Of course that’s important, but it also means we’ve missed the joy of actors giving us larger than life performances. Pitt does so here, and thank you very much. I missed the Lt. Aldo Raine character every second he was off screen, and if there should be a sequel, I hope Tarantino gives us more of this character.

The Basterds are on a mission and that mission is simple – to kill Nazis. Raine goes better and asks each men in his squad to deliver 100 Nazi scalps.
A big disappointment in the film is the lack of characterization given to the Basterds. We only get to know a couple of them, with prominence given to “Hostel” director Eli Roth as Sgt. Donowitz. Roth is a simply terrible actor and sinks every scene he’s in.

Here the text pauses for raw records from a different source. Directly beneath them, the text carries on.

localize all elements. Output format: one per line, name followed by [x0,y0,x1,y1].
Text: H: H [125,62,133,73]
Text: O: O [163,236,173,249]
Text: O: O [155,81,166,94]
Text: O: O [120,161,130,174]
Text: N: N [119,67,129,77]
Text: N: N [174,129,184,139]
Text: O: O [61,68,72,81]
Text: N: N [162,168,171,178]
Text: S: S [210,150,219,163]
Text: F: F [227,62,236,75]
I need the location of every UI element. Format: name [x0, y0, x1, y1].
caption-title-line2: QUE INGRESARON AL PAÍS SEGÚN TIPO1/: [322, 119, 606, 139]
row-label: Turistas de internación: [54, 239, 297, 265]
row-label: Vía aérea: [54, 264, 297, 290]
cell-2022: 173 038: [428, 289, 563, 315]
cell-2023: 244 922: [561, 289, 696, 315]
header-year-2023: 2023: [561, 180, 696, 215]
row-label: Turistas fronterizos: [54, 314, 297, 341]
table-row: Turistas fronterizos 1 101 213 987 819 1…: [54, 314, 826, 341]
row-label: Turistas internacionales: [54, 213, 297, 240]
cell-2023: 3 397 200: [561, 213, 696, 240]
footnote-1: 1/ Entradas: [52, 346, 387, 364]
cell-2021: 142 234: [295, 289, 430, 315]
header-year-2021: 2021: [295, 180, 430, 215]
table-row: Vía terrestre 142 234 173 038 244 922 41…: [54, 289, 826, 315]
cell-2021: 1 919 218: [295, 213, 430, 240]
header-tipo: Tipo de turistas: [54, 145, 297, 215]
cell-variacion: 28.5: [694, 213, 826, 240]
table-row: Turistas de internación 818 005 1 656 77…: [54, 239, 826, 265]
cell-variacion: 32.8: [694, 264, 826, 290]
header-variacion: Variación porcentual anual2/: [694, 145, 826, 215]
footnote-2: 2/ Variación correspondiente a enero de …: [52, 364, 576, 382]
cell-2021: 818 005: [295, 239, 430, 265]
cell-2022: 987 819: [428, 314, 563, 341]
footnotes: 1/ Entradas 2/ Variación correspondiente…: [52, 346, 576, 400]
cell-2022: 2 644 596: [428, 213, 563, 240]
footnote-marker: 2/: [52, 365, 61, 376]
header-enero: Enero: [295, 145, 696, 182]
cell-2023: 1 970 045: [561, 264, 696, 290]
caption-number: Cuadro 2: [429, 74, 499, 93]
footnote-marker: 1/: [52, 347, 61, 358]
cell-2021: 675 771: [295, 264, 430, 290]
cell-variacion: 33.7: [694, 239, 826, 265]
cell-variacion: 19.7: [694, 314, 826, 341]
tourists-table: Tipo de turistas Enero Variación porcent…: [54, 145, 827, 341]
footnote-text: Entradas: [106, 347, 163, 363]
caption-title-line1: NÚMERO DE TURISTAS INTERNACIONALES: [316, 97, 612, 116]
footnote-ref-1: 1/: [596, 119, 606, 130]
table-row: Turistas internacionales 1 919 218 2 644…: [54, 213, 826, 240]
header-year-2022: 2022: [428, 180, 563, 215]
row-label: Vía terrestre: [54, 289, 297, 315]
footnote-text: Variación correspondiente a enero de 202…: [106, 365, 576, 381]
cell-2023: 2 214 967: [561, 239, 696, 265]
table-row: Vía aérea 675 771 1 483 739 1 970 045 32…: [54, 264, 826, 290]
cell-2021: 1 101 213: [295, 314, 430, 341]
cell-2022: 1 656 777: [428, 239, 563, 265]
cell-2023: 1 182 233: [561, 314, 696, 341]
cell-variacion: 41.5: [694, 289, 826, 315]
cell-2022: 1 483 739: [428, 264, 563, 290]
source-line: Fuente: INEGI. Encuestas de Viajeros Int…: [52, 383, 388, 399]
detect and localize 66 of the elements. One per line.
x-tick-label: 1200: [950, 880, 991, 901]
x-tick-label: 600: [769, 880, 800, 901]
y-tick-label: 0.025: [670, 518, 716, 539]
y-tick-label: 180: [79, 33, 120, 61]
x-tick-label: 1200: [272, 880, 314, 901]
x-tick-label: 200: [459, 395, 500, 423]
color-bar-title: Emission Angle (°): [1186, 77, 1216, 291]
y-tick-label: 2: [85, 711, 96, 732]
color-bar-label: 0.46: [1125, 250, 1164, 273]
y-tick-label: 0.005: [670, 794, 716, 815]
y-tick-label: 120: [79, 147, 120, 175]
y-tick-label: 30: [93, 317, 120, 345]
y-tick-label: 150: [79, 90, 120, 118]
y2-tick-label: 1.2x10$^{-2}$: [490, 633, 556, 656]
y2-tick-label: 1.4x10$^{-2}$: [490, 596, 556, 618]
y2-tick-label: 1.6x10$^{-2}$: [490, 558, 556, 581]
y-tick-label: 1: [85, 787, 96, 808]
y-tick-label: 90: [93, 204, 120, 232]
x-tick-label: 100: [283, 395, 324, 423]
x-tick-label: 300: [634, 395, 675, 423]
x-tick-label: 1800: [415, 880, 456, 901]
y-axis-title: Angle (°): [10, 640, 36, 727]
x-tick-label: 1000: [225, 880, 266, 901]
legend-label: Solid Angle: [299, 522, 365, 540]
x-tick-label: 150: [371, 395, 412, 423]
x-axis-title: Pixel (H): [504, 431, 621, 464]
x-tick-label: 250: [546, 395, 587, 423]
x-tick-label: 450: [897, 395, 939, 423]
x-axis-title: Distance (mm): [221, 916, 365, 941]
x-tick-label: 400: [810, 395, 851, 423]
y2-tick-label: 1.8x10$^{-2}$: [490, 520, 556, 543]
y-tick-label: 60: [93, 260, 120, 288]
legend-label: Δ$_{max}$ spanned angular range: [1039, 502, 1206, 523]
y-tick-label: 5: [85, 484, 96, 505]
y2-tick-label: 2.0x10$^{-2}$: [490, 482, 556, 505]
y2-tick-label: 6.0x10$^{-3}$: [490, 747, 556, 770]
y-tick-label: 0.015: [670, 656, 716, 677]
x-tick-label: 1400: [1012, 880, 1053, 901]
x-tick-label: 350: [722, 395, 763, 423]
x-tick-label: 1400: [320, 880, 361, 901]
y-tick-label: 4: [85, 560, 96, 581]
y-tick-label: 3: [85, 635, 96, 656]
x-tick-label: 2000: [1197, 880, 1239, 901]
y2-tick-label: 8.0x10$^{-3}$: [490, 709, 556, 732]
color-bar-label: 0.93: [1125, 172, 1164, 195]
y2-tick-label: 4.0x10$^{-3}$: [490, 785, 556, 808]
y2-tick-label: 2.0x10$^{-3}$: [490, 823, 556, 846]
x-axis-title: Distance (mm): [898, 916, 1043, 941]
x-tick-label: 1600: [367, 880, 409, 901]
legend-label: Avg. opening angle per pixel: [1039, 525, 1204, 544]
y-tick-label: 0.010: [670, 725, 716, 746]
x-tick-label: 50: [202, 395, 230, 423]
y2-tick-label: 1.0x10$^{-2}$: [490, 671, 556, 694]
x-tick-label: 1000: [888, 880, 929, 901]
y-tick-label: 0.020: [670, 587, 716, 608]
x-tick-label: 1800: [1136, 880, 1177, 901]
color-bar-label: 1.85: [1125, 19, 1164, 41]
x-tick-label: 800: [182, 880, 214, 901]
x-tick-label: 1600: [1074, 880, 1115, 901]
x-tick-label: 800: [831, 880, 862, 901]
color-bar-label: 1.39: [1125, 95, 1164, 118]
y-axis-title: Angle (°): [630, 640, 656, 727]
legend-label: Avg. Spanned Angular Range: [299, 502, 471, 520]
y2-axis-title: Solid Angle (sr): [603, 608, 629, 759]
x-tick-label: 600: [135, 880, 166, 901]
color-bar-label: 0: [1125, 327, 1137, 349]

I also intensely disliked a cameo appearance by Mike Myers as a British general. He wears this stupid grin throughout, as if he’s Austin Powers impersonating a British officer. If Myers wants to be taken seriously, he has to learn to play his roles straight. Fortunately, in that scene we get a cameo from the great Rod Taylor as Winston Churchill. He’s only in the film a few minutes, but if I had known Rod Taylor was in it, I may have gone opening night. I truly appreciate that Tarantino has such a healthy apprecaition of cinema's past.
But such appreciation can be carried too far. I wish that Tarantino would stop raiding his LP and CD collections in compiling scores for his movies. In interviews, Tarantino has said he’s very protective of his films and doesn’t want to turn them over to a composer who may put a completely different spin on his movie. So instead of an original score, we get lots of cues here from the likes of Ennio Morricone and Charles Bernstein, not to mention the head-scratching inclusion of Dimitri Tiomkin’s great “The Green Leaves of Summer” from “The Alamo” (1960).

While I appreciate Tarantino the Film Nut in rescuing great neglected film music, these cues came from films where the directors were likely very appreciative of the extra dimension the composers provided for their films. Would Tarantino’s beloved Sergio Leone be the revered figure he is today without the original scores from Ennio Morricone? Not likely.

There’s not as much action as I thought, and it’s much more dialogue-driven than I expected, but “Inglourious Basterds” is still an absolute winner, despite my small reservations. There was a lot of applause at the Saturday afternoon matinee screening I saw, and it’s been a long time since I heard that. I can’t wait to see it again.